2. A consistent UI and workflow. Oh man, I always have to sit in amazement when people talk about how hard Blender is to use, or how the 2010 UI in Revit is 'a mess'. You want to see a mess? Try Max. It's like seven different UI's over the top of each other, there are five ways to do anything, and settings for any given thing are in three different disparate places that are all in floating overlapping Windows. If I worked with Max here, I'd get a multiple monitor rig just to support it. They have made this a lot better with 2010's Ribbon and better Render Window mind you, but it still pales in comparison to Revit's rather straightforward and structured UI and workflow. I spend half my time with Max simply remembering where to go, or searching help files, when having to adjust even simple things like Exposure and the Sky in a rendering.

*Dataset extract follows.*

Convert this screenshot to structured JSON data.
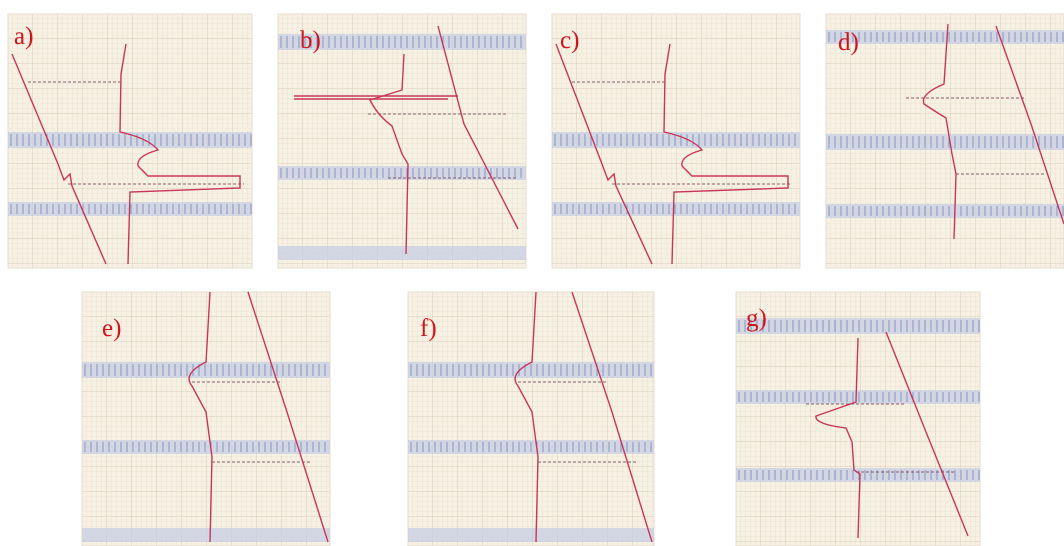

3. Worksharing. The ability for more than one person to work on the same thing at the same time. It's amazing to me that Max, which costs as much as Revit, doesn't have the innate ability to have more than one person work on the same model at the same time, like you can in Revit. This means that even on project where Max would make more sense for us to use, we're more than willing to put up with Revit's faults just because we can then all work together on the project.

One final 'Shame': That you can't work in perspective views in Revit. This something so basic and that I was doing over 15 years ago in Caligari on an Amiga! Max has always had this too. What's up with that, Revit?